1. **Technology Detection + DNS/TLS**: Independent operations, run simultaneously
2. **Enrichment Lookups**: GeoIP, security analysis, and WHOIS run in parallel
3. **DNS Operations**: Forward DNS, reverse DNS, and TLS handshake run in parallel

### Background Tasks
- **Status Server** (optional): HTTP server for monitoring progress
- **Adaptive Rate Limiter**: Monitors error rates and adjusts RPS
- **Logging Task**: Periodic progress updates

### Graceful Shutdown
- All background tasks cancellable via `CancellationToken`
- In-flight requests complete before shutdown
- Database connections closed cleanly

## Data Flow

### URL Processing Pipeline

1. **Input**: Read URL from file
2. **Validation**: Validate and normalize URL
3. **Rate Limiting**: Acquire token from rate limiter
4. **Concurrency Control**: Acquire semaphore permit
5. **HTTP Request**: Fetch URL, follow redirects
6. **Response Processing**:
   - Extract response data (headers, body, status)
   - Parse HTML content
   - **Parallel Operations**:
     - Technology detection (HTML-based)
     - DNS/TLS fetching (domain-based)
   - **Enrichment** (parallel):
     - GeoIP lookup (IP-based)
     - Security analysis (TLS/headers-based)
     - WHOIS lookup (domain-based)
7. **Database Write**: Insert record and all enrichment data in single transaction
8. **Cleanup**: Release semaphore permit, update statistics

## Database Schema

The database uses a **star schema** design:

- **Fact Table**: `url_status` (main URL data)
- **Dimension Table**: `runs` (run-level metadata)
- **Junction Tables**: Multi-valued fields (technologies, headers, DNS records, etc.)
- **One-to-One Tables**: `url_geoip`, `url_whois`
- **Failure Tracking**: `url_failures` with satellite tables

See [DATABASE.md](DATABASE.md) for complete schema documentation.

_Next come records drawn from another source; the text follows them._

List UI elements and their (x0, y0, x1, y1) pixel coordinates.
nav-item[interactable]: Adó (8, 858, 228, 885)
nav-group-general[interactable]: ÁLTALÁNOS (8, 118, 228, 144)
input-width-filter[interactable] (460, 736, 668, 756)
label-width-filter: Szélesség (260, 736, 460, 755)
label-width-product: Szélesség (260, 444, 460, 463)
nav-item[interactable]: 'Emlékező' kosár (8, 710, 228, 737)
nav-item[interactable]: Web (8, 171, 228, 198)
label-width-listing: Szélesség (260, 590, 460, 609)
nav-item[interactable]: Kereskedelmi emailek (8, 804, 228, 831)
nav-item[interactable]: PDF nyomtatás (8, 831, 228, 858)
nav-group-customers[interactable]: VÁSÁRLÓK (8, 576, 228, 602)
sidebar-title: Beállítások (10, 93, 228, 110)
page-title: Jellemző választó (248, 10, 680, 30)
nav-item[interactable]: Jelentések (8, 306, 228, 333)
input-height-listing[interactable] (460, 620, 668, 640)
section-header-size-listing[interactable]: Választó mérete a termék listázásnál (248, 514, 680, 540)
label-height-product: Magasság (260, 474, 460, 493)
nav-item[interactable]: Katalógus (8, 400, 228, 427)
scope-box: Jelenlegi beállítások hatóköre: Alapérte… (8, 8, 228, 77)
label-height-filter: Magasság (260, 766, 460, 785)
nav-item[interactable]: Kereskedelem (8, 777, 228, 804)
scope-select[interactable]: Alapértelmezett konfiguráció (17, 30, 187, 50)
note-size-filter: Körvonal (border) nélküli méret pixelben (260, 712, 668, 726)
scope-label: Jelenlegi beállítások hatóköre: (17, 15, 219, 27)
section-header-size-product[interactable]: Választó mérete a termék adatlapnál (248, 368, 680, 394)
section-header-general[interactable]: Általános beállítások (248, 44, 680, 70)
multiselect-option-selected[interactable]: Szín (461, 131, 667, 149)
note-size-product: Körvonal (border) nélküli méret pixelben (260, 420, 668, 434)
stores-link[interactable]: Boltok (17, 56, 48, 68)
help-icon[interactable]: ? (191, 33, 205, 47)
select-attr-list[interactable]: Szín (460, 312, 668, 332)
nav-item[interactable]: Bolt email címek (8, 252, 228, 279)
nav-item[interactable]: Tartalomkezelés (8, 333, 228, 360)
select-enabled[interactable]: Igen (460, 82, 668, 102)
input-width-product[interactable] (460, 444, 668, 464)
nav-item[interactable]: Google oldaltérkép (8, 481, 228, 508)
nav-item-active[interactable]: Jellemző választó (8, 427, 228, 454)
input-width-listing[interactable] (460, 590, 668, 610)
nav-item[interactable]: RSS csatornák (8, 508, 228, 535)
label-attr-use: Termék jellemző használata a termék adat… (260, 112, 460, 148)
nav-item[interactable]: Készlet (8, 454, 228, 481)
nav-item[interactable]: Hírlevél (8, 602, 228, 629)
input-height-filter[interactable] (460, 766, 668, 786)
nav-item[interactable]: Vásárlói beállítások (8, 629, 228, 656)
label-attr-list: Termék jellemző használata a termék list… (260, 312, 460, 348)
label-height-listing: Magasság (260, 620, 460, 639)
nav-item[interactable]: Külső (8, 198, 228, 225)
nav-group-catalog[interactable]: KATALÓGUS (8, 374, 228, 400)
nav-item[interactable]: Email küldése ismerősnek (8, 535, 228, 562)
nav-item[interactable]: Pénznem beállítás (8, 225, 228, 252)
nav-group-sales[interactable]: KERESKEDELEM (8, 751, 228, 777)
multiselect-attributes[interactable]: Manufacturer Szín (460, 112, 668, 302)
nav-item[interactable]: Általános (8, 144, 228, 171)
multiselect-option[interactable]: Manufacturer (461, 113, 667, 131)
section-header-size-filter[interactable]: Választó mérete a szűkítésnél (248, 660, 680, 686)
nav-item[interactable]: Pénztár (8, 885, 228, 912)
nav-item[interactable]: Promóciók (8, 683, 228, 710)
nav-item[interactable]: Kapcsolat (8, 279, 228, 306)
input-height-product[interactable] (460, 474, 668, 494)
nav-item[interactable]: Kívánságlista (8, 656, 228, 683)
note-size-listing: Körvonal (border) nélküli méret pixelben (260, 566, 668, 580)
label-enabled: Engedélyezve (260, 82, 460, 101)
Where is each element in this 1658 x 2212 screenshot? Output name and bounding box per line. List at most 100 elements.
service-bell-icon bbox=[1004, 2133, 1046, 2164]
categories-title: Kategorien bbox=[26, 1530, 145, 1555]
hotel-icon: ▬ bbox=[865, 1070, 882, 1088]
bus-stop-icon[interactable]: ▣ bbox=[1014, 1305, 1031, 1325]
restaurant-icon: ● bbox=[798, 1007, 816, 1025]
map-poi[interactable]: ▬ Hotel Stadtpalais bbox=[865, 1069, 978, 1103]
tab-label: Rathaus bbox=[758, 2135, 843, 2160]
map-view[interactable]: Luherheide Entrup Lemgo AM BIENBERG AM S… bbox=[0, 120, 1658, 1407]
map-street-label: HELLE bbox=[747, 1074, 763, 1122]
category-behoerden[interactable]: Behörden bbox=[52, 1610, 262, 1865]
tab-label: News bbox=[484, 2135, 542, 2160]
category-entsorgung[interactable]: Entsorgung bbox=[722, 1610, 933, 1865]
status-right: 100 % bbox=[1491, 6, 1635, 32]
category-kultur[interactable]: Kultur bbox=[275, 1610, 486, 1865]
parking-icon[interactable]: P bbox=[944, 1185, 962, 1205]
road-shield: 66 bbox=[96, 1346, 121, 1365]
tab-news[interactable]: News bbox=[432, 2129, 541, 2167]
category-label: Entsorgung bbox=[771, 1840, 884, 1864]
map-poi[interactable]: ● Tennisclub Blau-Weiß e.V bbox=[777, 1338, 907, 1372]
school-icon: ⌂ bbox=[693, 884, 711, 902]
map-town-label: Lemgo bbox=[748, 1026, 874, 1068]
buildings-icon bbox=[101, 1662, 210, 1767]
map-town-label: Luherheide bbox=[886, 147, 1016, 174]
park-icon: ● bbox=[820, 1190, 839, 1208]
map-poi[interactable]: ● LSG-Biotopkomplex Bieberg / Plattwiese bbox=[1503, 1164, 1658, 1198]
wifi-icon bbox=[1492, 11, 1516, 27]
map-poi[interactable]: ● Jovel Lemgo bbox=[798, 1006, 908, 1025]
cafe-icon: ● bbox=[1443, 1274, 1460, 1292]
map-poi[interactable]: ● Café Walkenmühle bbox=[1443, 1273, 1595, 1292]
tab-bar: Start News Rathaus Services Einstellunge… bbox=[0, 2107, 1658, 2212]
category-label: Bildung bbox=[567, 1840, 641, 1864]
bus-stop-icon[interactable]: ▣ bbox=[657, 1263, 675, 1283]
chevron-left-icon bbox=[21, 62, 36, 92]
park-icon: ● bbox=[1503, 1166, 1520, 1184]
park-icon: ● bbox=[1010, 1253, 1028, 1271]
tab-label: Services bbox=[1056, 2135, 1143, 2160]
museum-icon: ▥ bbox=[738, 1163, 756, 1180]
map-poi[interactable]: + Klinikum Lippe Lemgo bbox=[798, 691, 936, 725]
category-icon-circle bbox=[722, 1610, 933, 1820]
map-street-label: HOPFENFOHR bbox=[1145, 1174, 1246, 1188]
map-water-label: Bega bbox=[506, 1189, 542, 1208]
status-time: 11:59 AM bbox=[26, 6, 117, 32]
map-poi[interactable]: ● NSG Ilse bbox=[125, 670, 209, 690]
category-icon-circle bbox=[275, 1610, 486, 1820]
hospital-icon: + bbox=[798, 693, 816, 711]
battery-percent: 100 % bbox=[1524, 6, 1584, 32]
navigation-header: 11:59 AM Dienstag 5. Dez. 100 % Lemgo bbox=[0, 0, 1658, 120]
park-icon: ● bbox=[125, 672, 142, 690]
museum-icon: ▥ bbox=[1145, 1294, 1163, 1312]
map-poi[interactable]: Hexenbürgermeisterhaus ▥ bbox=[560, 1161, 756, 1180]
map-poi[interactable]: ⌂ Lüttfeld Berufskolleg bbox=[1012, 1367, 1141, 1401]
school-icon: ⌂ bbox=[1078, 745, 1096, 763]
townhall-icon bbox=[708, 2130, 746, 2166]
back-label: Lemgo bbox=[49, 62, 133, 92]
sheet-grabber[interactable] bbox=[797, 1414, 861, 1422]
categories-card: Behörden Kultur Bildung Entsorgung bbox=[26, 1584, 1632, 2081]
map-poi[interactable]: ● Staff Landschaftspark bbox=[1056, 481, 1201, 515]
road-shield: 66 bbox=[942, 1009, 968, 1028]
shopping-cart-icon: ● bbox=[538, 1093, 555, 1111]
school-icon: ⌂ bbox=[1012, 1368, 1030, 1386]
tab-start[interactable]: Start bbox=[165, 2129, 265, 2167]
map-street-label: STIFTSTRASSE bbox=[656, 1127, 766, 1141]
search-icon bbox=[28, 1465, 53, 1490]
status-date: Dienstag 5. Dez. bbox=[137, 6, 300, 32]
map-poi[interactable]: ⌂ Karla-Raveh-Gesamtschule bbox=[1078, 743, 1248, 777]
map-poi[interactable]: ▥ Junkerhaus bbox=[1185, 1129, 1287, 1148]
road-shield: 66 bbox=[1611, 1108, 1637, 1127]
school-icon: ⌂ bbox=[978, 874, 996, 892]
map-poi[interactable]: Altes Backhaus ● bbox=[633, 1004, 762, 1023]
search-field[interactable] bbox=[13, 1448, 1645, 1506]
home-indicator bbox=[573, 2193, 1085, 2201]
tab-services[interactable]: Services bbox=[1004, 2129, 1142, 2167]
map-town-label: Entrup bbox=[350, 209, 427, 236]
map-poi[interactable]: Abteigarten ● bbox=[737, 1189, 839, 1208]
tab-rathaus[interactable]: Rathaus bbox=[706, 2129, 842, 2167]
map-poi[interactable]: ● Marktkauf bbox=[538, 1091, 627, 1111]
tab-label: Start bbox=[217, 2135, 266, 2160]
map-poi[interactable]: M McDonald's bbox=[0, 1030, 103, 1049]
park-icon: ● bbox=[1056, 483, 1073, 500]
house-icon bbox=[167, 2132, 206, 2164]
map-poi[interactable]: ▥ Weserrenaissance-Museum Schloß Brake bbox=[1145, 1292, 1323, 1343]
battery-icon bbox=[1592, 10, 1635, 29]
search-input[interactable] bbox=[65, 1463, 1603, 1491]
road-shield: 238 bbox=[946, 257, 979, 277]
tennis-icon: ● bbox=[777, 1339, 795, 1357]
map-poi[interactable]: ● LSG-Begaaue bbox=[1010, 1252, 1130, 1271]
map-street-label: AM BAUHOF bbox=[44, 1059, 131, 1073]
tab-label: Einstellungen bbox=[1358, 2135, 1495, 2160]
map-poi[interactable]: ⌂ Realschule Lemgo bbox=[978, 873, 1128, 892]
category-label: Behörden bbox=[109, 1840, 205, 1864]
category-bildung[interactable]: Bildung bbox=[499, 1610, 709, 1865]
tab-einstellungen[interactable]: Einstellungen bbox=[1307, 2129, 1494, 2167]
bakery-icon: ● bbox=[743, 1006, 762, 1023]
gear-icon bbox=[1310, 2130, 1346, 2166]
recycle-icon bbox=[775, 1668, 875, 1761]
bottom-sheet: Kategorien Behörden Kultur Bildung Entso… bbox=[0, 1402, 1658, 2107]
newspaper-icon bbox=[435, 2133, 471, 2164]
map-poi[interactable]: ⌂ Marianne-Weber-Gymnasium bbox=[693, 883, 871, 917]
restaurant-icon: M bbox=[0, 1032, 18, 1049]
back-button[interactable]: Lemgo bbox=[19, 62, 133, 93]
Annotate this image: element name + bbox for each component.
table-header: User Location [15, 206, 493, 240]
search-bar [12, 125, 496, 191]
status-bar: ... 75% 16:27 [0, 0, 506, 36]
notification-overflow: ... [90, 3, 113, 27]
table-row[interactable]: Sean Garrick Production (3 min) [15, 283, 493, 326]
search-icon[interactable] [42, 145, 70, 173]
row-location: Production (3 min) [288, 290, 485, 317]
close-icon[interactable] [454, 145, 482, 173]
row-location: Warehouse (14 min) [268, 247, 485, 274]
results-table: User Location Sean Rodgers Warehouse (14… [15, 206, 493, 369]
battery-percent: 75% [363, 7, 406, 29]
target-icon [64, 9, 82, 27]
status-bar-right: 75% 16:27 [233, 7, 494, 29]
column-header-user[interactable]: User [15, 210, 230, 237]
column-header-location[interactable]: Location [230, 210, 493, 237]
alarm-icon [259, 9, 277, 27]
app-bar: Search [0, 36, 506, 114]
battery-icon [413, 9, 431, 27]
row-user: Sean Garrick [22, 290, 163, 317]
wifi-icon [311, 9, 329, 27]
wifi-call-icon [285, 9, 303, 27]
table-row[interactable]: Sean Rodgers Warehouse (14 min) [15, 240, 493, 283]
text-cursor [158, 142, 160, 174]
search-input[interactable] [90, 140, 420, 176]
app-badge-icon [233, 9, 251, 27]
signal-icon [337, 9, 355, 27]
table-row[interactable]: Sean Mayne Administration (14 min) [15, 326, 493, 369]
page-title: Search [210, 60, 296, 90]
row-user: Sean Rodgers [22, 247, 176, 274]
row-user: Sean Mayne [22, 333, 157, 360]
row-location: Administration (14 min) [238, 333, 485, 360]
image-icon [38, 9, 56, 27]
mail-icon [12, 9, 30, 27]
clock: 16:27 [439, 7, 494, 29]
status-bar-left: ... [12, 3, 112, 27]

## Performance Optimizations

1. **Parallel Execution**: Independent operations run simultaneously
2. **Shared Resources**: HTTP client, DNS resolver, database pool reused
3. **SQLite WAL Mode**: Enables concurrent writes without locking
4. **Direct Writes**: No batching overhead (WAL mode handles concurrency)
5. **Bounded Concurrency**: Semaphore prevents resource exhaustion
6. **Adaptive Rate Limiting**: Automatically adjusts to avoid bot detection
7. **Efficient Caching**: Fingerprint rulesets, GeoIP databases, User-Agent cached locally

## Error Handling Strategy

1. **Retry Logic**: Exponential backoff for transient errors
2. **Error Categorization**: Different error types handled differently
3. **Partial Failures**: DNS/TLS errors don't prevent URL processing
4. **Circuit Breaker**: Database write failures trigger circuit breaker
5. **Graceful Degradation**: Invalid URLs skipped, non-HTML responses filtered

## Security Considerations

1. **URL Validation**: Only `http://` and `https://` URLs accepted
2. **Content Filtering**: Non-HTML responses filtered
3. **Size Limits**: Response bodies capped at 2MB
4. **Redirect Limits**: Maximum 10 redirect hops
5. **JavaScript Execution**: **Not performed** - uses pattern matching only (matches WappalyzerGo behavior)
6. **TLS**: Uses `rustls` (no native TLS dependencies)